HAVING DEVELOPED a basic mechanism, the SRI team soon began work on a flood of application concepts:
Linear actuators. To make what they call spring rolls, the engineers wrap several layers of prestrained laminated dielectric elastomer sheet around a helical spring. The tension spring supports the circumferential prestrain, whereas the lengthwise prestrain of the film holds the spring compressed [see box on page 68]. Voltage makes the film squeeze in thickness and relax lengthwise so that the device extends. The spring rolls can therefore generate high force and stroke in a compact package. Kornbluh reports that automakers are interested in these mechanisms as replacements for the many small electric motors found in cars, such as in motorized seat-position controls and in the valve controls of high-efficiency camless engines.
Bending rolls. Taking the same basic spring roll, engineers can connect electrodes to create two or more distinct, individually addressed sections around the circumference. Electrically activating that section makes its side of the roll extend, so the entire roll bends away from that side [see box on page 68]. Mechanisms based on this design could engage in complicated motions that would be difficult to accomplish using conventional motors, gears and linkages. Possible uses would be in steerable medical catheters and in so-called snake robots.
Push-pull actuators. Pairs of dielectric elastomer films or of spring rolls can be arranged in a “push-pull” configuration so that they work against each other and thus respond in a more linear (“one input yields one output”) fashion. Shuttling voltage from one device to the other can shift the position of the whole assembly back and forth; activating both devices makes the assembly rigid at a neutral point. In this way, the actuators act like the opposing bicep and tricep muscles that control movements of the human arm.
Loudspeakers. Stretch a dielectric elastomer film over a frame that has an aperture in it. Expanding and contracting rapidly according to the applied voltage signal, the diaphragm will then emit sound. This configuration can yield a lightweight, inexpensive flat-panel speaker whose vibrating medium is both the driver and sound-generating panel. Current designs offer good performance in the mid- and high-frequency ranges. The speaker configuration has not yet been optimized as a woofer, although no obstacle prevents it from operating well at low frequencies [see box on preceding page].

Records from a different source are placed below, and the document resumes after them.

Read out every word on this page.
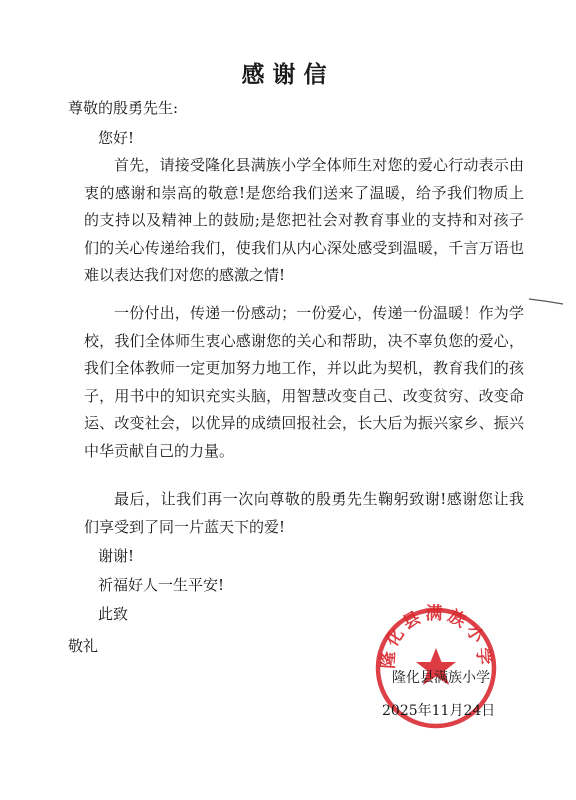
感谢信
尊敬的殷勇先生:
您好!
首先，请接受隆化县满族小学全体师生对您的爱心行动表示由衷的感谢和崇高的敬意!是您给我们送来了温暖，给予我们物质上的支持以及精神上的鼓励;是您把社会对教育事业的支持和对孩子们的关心传递给我们，使我们从内心深处感受到温暖，千言万语也难以表达我们对您的感激之情!
一份付出，传递一份感动；一份爱心，传递一份温暖！作为学校，我们全体师生衷心感谢您的关心和帮助，决不辜负您的爱心，我们全体教师一定更加努力地工作，并以此为契机，教育我们的孩子，用书中的知识充实头脑，用智慧改变自己、改变贫穷、改变命运、改变社会，以优异的成绩回报社会，长大后为振兴家乡、振兴中华贡献自己的力量。
最后，让我们再一次向尊敬的殷勇先生鞠躬致谢!感谢您让我们享受到了同一片蓝天下的爱!
谢谢!
祈福好人一生平安!
此致
敬礼
隆化县满族小学
隆化县满族小学
2025年11月24日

Pumps. The design of a dielectric elastomer diaphragm pump is analogous to that of a low-frequency loudspeaker to which engineers have added a fluid chamber and two one-way check valves to control the flow of liquid. Artificial muscles are well suited to powering microfluidic pumps, for example, on the lab-on-a-chip devices prized by medicine and industry.

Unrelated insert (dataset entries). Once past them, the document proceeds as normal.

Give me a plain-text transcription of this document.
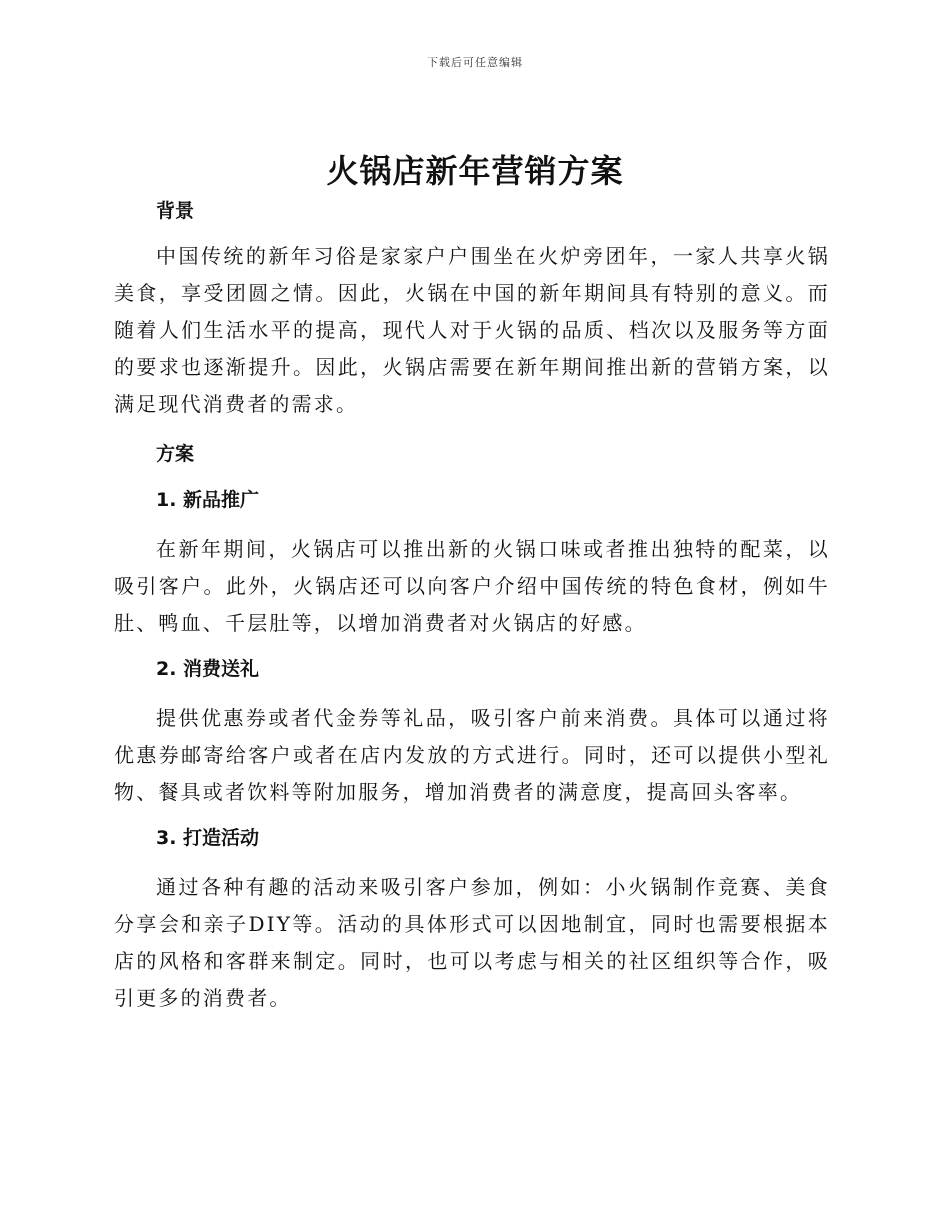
下载后可任意编辑
火锅店新年营销方案
背景

中国传统的新年习俗是家家户户围坐在火炉旁团年，一家人共享火锅美食，享受团圆之情。因此，火锅在中国的新年期间具有特别的意义。而随着人们生活水平的提高，现代人对于火锅的品质、档次以及服务等方面的要求也逐渐提升。因此，火锅店需要在新年期间推出新的营销方案，以满足现代消费者的需求。

方案
1. 新品推广

在新年期间，火锅店可以推出新的火锅口味或者推出独特的配菜，以吸引客户。此外，火锅店还可以向客户介绍中国传统的特色食材，例如牛肚、鸭血、千层肚等，以增加消费者对火锅店的好感。

2. 消费送礼

提供优惠券或者代金券等礼品，吸引客户前来消费。具体可以通过将优惠券邮寄给客户或者在店内发放的方式进行。同时，还可以提供小型礼物、餐具或者饮料等附加服务，增加消费者的满意度，提高回头客率。

3. 打造活动

通过各种有趣的活动来吸引客户参加，例如：小火锅制作竞赛、美食分享会和亲子DIY等。活动的具体形式可以因地制宜，同时也需要根据本店的风格和客群来制定。同时，也可以考虑与相关的社区组织等合作，吸引更多的消费者。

Sensors. Because of their nature, all SRI's dielectric elastomer devices exhibit a change in capacitance when they are bent or stretched. Thus, it is possible to make a sensor that is compliant and operates at low voltage. According to Kornbluh, the team came close to getting an automaker to adopt the technology as a sensor for measuring the tension of a seat belt. Such sensors could similarly be incorporated in fabrics and other materials as fibers, strips or coatings, he says.
Surface texturing and smart surfaces. If the polymers are imprinted with patterns of electrodes, arrays of dots or shapes can be raised on a surface on demand. This technology might find use as an active camouflage fabric that can change its reflectance as desired or as a mechanism for making “riblets” that improve the aerodynamic drag characteristics of airplane wings [see box on opposite page].

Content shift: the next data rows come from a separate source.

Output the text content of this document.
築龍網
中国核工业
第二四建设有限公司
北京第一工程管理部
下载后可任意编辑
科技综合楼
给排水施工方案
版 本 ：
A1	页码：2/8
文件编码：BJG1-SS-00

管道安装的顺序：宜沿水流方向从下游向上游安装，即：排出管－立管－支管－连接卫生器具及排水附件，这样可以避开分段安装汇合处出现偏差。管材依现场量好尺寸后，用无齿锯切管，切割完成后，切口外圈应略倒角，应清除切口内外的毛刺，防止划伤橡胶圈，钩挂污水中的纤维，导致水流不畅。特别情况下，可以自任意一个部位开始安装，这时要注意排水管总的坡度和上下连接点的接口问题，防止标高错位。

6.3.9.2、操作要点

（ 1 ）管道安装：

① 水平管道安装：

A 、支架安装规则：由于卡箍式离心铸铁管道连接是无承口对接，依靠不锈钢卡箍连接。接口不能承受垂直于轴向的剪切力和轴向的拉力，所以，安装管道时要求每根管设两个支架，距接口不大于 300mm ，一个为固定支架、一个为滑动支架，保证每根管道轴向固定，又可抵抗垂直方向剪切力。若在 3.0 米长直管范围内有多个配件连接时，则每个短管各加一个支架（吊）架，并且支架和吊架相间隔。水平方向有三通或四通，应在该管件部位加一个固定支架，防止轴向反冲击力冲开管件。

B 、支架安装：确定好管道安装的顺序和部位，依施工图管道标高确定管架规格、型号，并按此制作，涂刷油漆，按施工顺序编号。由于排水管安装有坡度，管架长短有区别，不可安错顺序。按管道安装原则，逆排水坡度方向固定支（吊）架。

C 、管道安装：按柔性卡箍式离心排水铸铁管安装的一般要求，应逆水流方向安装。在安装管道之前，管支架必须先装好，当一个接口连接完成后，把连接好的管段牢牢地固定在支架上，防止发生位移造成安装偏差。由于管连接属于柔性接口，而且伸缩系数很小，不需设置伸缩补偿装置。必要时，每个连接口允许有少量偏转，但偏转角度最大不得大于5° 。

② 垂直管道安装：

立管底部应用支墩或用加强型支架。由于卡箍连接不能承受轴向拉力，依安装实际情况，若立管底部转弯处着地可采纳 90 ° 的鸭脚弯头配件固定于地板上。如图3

Power generators. Again, because these materials act as soft capacitors, variable-capacitance power generators and energy harvesters can be built from them. DARPA and the U.S. Army funded development of a heel-strike generator, a portable energy source that soldiers and others in the field could use to power electronic devices in place of batteries. An average-size person taking a step each second can produce about a watt of power using a device now under development [see box above]. Von Guggenberg says this concept has caught the interest of footwear companies. The devices could similarly be attached to backpack straps or car-suspension components. In principle, this approach could also be applied to wave generators or wind-power devices.
SRI researchers have tested a more radical concept—“polymer engines.” Propane fuel was burned inside a chamber, and the pressure from the resulting combustion products distorted a dielectric elastomer diaphragm, generating electricity. Such designs might eventually lead to efficient, extremely small generators in the centimeter-or-less size range.
But truly marketable products are still to come. “At this point we’re building turnkey devices that we can place in the hands of engineers so they can play with them and get comfortable with the technology,” von Guggenberg notes. “We hope it's just a matter of time before every engineer will consider this technology as they design new products.”